ESTANCIA, N.M. — About 16 Torrance County Detention Center staff members have tested positive in a coronavirus outbreak that has infected more than 100 inmates last week, according to CoreCivic, the private company that owns and oversees the facility.

New Mexico Department of Health spokesman David Morgan said 110 detainees had tested positive at the prison by Wednesday. “It is starting to spread to some of the employees of the facility, meaning guards,” Morgan said Friday.

CoreCivic declined to provide updated numbers Friday for detainee cases.

Ryan Gustin, a Tennessee-based spokesman for CoreCivic, said about 145 employees work at the Torrance County prison in Estancia, which serves federal Immigration and Customs Enforcement, the U.S. Marshals Service and the Torrance County Sheriff’s Office.

Asked when the outbreak started, Gustin said only that his company has “rigorously followed the guidance of local, state and federal health authorities, as well as our government partners. ... The health and safety of the individuals entrusted to our care and our staff is the top priority for CoreCivic.”

He said staffers do contact tracing to identify individuals who might have been exposed to the virus.

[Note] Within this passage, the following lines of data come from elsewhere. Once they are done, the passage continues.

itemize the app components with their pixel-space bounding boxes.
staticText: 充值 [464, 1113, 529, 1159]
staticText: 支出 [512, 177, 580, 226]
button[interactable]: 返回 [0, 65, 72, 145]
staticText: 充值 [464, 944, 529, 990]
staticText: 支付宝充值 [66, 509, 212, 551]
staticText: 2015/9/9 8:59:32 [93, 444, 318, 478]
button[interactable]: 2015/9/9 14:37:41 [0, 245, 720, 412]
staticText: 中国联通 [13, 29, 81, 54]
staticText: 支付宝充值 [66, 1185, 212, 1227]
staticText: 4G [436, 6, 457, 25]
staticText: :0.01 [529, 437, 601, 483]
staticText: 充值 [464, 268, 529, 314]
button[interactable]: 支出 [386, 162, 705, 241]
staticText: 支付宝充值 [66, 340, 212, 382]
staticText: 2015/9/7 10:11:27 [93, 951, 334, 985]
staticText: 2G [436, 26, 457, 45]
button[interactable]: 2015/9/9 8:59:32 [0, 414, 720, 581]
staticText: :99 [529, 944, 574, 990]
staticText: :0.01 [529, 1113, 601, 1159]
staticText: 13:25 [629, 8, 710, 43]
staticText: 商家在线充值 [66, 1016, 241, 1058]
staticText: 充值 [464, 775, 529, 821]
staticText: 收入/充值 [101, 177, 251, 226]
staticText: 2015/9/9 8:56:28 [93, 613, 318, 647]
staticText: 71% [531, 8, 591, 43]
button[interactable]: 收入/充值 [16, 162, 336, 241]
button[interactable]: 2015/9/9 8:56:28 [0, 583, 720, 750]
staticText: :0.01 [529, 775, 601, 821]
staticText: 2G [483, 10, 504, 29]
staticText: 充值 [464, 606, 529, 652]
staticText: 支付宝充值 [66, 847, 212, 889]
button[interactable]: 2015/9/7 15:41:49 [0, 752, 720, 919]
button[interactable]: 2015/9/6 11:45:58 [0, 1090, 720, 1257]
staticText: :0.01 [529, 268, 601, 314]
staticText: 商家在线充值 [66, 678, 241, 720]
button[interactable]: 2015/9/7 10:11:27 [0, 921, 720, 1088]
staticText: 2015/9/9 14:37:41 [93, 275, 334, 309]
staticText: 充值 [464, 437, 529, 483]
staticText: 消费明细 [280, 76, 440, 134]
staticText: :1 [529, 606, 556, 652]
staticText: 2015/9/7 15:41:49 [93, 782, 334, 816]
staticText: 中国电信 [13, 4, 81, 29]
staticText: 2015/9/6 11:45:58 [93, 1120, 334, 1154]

He also said the center’s medical staff works with the state Health Department and other government partners to test and vaccinate those at the center.

His company strives “to ensure that the vaccine is allocated to those in our care as quickly as possible,” Gustin said.

He did not provide specific data for vaccinated inmates and workers.

Matt Propp, the emergency manager for Torrance County, said CoreCivic hadn’t contacted him or the state’s public health nurse in that county for help addressing the outbreak.

There have been no COVID-19-related deaths among staffers or detainees at the prison.

More than 42,000 state and federal inmates — 1,273 federal detainees and 2,986 state prisoners — in New Mexico prisons have contracted the virus since the start of the pandemic. There also have been several reported deaths.

But the Torrance County facility had largely avoided a major outbreak until this week. Previously, it reported only 47 infections among federal inmates.

As the virus’s spread has slowed in the state and vaccination numbers have increased, there have been few reported cases in detention facilities.

The rate of vaccinations among federal prisoners and workers in federal facilities remains unclear.

The New Mexico Corrections Department reported earlier this month that 51 percent of the state inmate population and 83 percent of prison staff working had received COVID-19 vaccines by then, with a goal of ensuring 100 percent of inmates who want the shots receive them by June 1.

Statewide, more than 65 percent of all residents 16 and older have had at least one shot and 55.3 percent have completed the series, the Health Department reported Friday.